March 18, 2022
Sir Wira Gardiner: Life of service to country and Māori
Sir Wira Gardiner, one of the most dominant figures in Māori development in the past three decades, has died at home with his family in Gisborne after a lengthy illness.
He was 78.
In accordance with his express wish that public health be prioritised and the demands on frontline workers be recognised, there will be no tangihanga at the marae.
Sir Wira was born in Whakatane in 1945 and had whakapapa to Ngāti Awa, Ngāti Pikiao, Te Whakatōhea and Te Whānau ā Apanui.
He spent 20 years in the New Zealand Army, including service in South Vietnam, and was the army’s highest-ranked Māori officer when he retired in 1983 as lieutenant colonel.
He joined the public service, initially as national director of Civil Defence and then running programmes for the Māori Affairs Department.
He was eventually appointed to head up its successor organisations, the Iwi Transition Agency and the Ministry for Māori Development.
After stepping down in 1985 he started the consulting firm Gardiner & Parata, offering Māori advice to other public sector agencies.
He was called on by successive governments as a trouble shooter, including most recently being appointed interim chief executive at Oranga Tamariki.
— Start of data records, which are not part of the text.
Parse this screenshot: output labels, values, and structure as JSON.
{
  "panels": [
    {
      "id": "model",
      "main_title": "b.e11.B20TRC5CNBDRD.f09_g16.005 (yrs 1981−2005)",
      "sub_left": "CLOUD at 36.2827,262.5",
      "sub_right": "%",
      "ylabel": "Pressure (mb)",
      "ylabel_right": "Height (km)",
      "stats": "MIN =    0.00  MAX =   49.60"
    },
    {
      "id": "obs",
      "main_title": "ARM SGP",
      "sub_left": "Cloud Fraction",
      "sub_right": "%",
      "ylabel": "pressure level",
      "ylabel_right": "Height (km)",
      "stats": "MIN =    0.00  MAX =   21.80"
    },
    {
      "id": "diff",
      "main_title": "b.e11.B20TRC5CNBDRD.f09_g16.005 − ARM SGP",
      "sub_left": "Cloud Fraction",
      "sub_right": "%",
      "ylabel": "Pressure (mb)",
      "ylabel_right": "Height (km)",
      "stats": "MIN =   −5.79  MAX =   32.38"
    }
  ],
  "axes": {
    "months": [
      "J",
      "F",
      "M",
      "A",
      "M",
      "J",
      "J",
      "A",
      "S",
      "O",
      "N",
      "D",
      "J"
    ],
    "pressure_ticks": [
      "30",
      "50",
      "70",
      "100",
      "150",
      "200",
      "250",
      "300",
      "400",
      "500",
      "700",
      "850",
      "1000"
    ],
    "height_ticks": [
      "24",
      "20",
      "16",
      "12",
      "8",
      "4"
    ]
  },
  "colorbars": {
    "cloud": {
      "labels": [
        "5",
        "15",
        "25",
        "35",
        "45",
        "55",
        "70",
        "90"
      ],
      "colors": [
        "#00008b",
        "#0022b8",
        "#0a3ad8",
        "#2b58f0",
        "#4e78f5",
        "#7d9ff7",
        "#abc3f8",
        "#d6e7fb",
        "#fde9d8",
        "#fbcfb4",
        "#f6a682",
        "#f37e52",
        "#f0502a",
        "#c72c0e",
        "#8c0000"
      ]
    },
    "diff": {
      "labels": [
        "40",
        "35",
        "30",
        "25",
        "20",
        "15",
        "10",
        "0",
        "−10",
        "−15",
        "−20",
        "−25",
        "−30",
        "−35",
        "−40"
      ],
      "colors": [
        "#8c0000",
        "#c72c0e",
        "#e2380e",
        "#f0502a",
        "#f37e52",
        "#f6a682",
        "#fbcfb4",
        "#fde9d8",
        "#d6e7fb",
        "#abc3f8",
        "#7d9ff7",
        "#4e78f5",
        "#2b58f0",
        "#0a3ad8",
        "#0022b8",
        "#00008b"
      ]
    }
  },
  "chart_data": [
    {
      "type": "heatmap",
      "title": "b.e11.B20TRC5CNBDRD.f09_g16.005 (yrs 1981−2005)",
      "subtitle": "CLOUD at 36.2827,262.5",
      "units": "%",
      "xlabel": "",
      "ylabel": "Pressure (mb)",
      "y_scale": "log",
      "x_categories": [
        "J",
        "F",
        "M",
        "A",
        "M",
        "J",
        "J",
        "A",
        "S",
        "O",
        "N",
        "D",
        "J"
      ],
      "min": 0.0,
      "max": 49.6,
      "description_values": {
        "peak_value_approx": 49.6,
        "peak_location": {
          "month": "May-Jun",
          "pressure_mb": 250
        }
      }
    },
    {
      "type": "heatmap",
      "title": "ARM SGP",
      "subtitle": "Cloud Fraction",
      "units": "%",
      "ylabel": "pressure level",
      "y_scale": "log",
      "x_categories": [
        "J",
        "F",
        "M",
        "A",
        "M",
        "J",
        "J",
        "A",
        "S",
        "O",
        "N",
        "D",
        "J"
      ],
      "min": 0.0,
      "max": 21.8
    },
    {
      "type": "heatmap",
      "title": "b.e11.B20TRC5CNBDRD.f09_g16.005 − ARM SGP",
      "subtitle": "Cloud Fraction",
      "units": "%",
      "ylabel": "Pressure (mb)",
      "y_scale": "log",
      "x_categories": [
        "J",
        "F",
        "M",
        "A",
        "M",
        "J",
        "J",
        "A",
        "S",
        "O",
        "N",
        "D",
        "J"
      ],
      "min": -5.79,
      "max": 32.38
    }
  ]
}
He wrote several books, including histories of the 28 Māori Battalion, a record of the Fiscal Envelope controversy, and a biography of Parekura Horomia.
In 1989 he was made a Knight of the New Zealand Order of Merit for his contribution and services to Māori.
Sir Wira is survived by his wife Hekia Parata and his five children.
Nō reira, e te rangatira e Harawira Tiri Gardiner, moe mai rā.